Would it be considered the same as disobeying Muhammad himself? Assuming the caliph was fulfilling his duties.

Or are there grounds to disobey proclamations by either?

Any help or insight with this is much appreciated.

  • 1
    There's no punishment. The caliph isn't a supreme ruler but a servant of the people.
    – Sayyid
    Commented Feb 7, 2016 at 15:53

1 Answer 1


The only verse I know of is this:

"O you who have believed, obey Allah and obey the Messenger and those in authority among you. And if you disagree over anything, refer it to Allah and the Messenger, if you should believe in Allah and the Last Day.
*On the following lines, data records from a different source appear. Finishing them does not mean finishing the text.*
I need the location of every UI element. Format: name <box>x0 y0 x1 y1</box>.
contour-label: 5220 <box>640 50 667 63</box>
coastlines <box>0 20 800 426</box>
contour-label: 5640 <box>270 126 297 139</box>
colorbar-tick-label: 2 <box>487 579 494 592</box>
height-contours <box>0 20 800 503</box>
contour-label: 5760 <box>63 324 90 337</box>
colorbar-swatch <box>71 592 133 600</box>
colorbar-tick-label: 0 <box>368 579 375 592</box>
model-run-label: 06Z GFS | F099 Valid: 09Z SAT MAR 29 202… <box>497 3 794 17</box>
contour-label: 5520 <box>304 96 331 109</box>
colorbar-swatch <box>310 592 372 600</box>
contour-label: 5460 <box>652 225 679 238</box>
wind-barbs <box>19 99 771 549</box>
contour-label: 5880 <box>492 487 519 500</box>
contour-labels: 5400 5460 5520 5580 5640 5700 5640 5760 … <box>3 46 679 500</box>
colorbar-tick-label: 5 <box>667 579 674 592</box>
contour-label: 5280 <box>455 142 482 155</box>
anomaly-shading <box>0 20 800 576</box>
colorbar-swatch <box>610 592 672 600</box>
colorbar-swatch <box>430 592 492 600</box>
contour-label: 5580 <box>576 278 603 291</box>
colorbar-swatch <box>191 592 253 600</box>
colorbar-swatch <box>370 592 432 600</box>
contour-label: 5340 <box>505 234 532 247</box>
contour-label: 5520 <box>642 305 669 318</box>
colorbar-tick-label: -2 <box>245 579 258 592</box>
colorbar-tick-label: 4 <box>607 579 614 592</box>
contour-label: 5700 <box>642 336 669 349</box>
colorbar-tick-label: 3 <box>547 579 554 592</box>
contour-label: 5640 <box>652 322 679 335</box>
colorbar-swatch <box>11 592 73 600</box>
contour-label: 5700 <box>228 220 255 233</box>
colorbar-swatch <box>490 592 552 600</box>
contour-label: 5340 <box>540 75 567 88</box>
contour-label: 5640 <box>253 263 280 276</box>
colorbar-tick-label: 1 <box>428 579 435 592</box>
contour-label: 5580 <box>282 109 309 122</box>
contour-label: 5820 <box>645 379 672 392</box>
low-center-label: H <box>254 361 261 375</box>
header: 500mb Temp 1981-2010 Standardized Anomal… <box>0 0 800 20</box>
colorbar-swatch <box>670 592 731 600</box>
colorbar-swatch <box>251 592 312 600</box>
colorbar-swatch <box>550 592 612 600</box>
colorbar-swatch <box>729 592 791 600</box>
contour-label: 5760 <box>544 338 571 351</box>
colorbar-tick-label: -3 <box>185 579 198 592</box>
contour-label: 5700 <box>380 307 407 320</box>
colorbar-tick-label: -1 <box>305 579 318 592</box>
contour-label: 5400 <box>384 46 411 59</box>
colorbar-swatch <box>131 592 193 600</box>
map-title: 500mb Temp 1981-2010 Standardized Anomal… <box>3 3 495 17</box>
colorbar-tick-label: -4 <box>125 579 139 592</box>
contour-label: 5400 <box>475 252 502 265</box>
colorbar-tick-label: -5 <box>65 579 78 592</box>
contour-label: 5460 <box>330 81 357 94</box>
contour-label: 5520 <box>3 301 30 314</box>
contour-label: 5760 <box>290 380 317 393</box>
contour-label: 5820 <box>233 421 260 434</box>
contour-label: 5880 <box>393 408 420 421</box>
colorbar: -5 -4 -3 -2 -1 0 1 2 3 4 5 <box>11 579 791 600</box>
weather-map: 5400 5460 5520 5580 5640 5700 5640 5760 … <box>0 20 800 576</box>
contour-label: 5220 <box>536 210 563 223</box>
That is the best [way] and best in result." (Quran: 4:59)

As you can see, it does not really mention a Caliph, per se, so it could also work for president, government, your parents.

It is worth noting that in the tafseer, this one for example, obedience is not systematic: you only obey them if they ask you what is already asked of you (which seems to make the verse redundant (in that it says "obey Allah and his messenger, and obey all those who ask you to obey the first too").

But if you read the second tafseer, giving the context of this verse, it seems it talks about times of war (as in, obey your military superior) which is evidently necessary to maintain coherence of an army.

But outside of this, I don't think a caliph can order according to his whims and get his wish done. "Clean my car", "kiss my feet", are not, in my opinion, orders that the Quran is asking Muslims to follow simply because they come from a figure of authority. Otherwise, how is that different from slavery ? But if the order is accepted and shared justly amongst all people - "pay taxes", "raise an army", "be hospitable to these guests" - that may be different. I don't think a figure of authority is allowed to single someone out and order him things.

It seems this verse is for battles and hierarchy respect. Other than that, and for what is a matter of religion, Quran and Sunna are what should be followed by Muslims.